Yes but with cycling, the point of the e-sport is to not travel. If you have to travel with your bike to a physical location, there is no point in cycling on a static smart trainer, you might as well race on the road (which is much more fun anyway). It's no longer an e-sport.


The idea would be you would travel without your bike and use one provided by the organizer. That's what other esports do. There's still advantages to the esport, such as not needing to close public roads, design tracks that don't exist or aren't easily accessed, and allow different racing strategy (I imagine they don't simulate pushing wind).


Zwift doesn't stimulate wind. It does simulate drafting, so you can save energy by sitting on another player's wheel, then try to sprint past them at the finish line.

https://support.zwift.com/en_us/drafting-in-zwift-B1ZB6Nxr


> People are starting on PC games using very sophisticated setup with dedicated PCI hardware connected to a second computer where the cheat software actually ru

Have you got a reference for this? I want to read more.


DMA (Direct Memory Access) is the keyword.

They use this type of hardware:

https://www.raptor-dma.com/raptordma-home/

It's been used to cheat in professional CS:GO tournament from what I remember.
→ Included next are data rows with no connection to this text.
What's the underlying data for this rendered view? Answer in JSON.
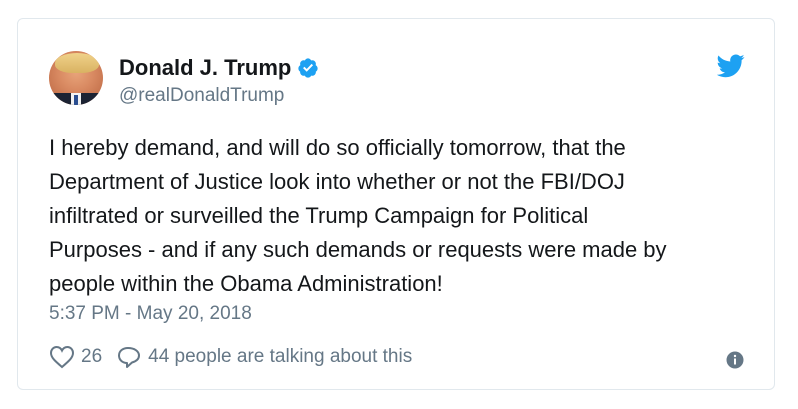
{
  "tweet": {
    "author_name": "Donald J. Trump",
    "handle": "@realDonaldTrump",
    "verified": true,
    "text": "I hereby demand, and will do so officially tomorrow, that the\nDepartment of Justice look into whether or not the FBI/DOJ\ninfiltrated or surveilled the Trump Campaign for Political\nPurposes - and if any such demands or requests were made by\npeople within the Obama Administration!",
    "timestamp": "5:37 PM - May 20, 2018",
    "likes": "26",
    "talking": "44 people are talking about this"
  },
  "icons": {
    "avatar": "profile-photo",
    "verified": "verified-badge-icon",
    "brand": "twitter-bird-icon",
    "like": "heart-icon",
    "reply": "speech-bubble-icon",
    "info": "info-icon"
  },
  "colors": {
    "brand": "#1da1f2",
    "text": "#14171a",
    "secondary": "#657786",
    "border": "#e1e8ed"
  }
}
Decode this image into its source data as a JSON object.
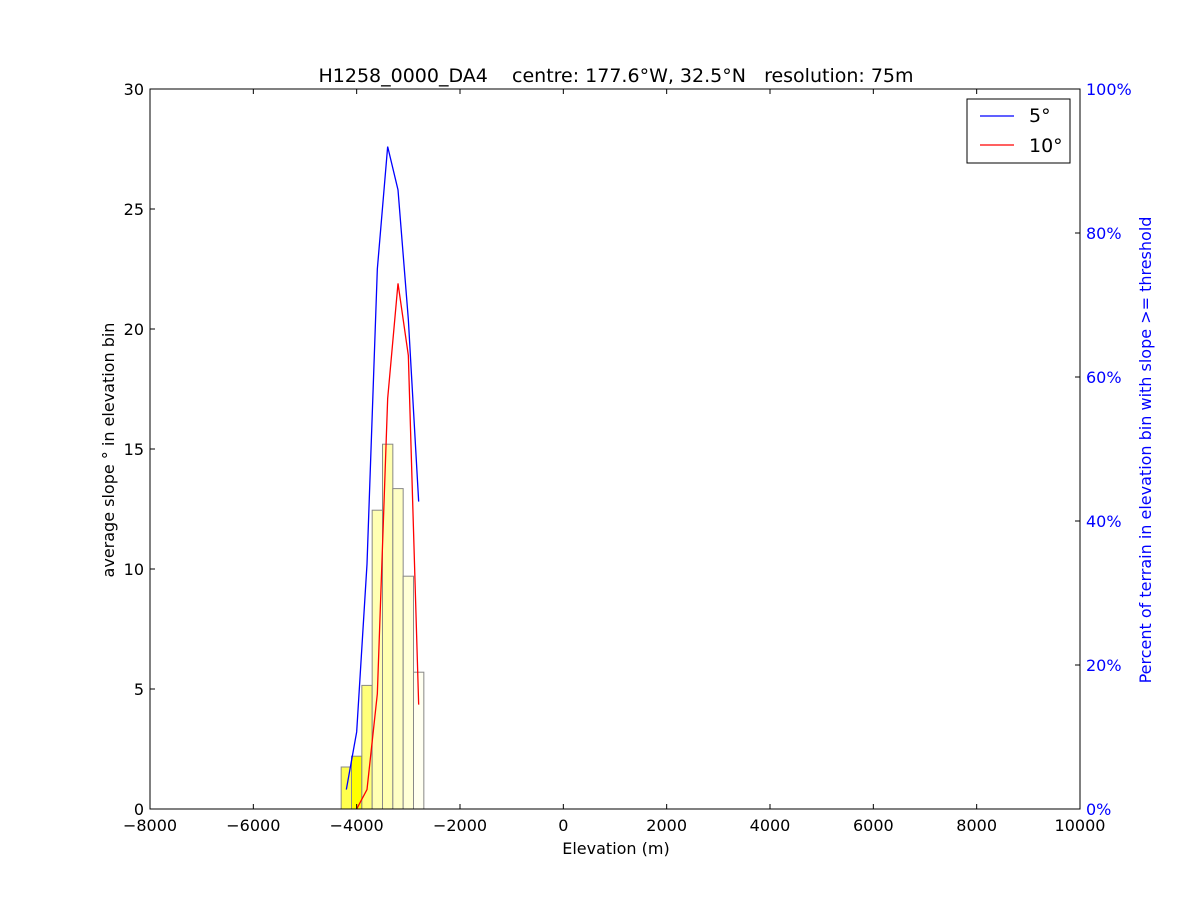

They can have a second PC where the cheat run which read the memory of the game on the clean computer and can for example display the position of the other players on a second screen.


Not related to this game, but this has been a thing in the counter strike community for a few years already. This is an example cheat: https://github.com/EngineOwningSoftware/pcileech-webradar And this is the base repo it was forked from that goes into way more technical details: https://github.com/ufrisk/pcileech


Even if you make the bikes 100% secure, nothing prevents a dedicated cheater from strapping a good old electric motor to the bike and do the on-camera ride on a separate, dummy bike that's only there for show (and to provide a reference speed to the electric motor - which then increases it by 20%).


That wouldn't work because Zwift championship races require a separate power meter on the bike in addition to the smart trainer. If you just strap an electric motor to a separate bike then the power meter numbers would be all wrong, especially if it supports ANT+ cycling dynamics. You would need a reciprocating machine that actually pushes the pedals, like what power meter manufacturers use to test their own products. So it could be done, but would be difficult and expensive.

In the end though it's impossible to be 100% certain that the data stream coming in to the server is an accurate representation of a real human effort. The whole thing is kind of silly.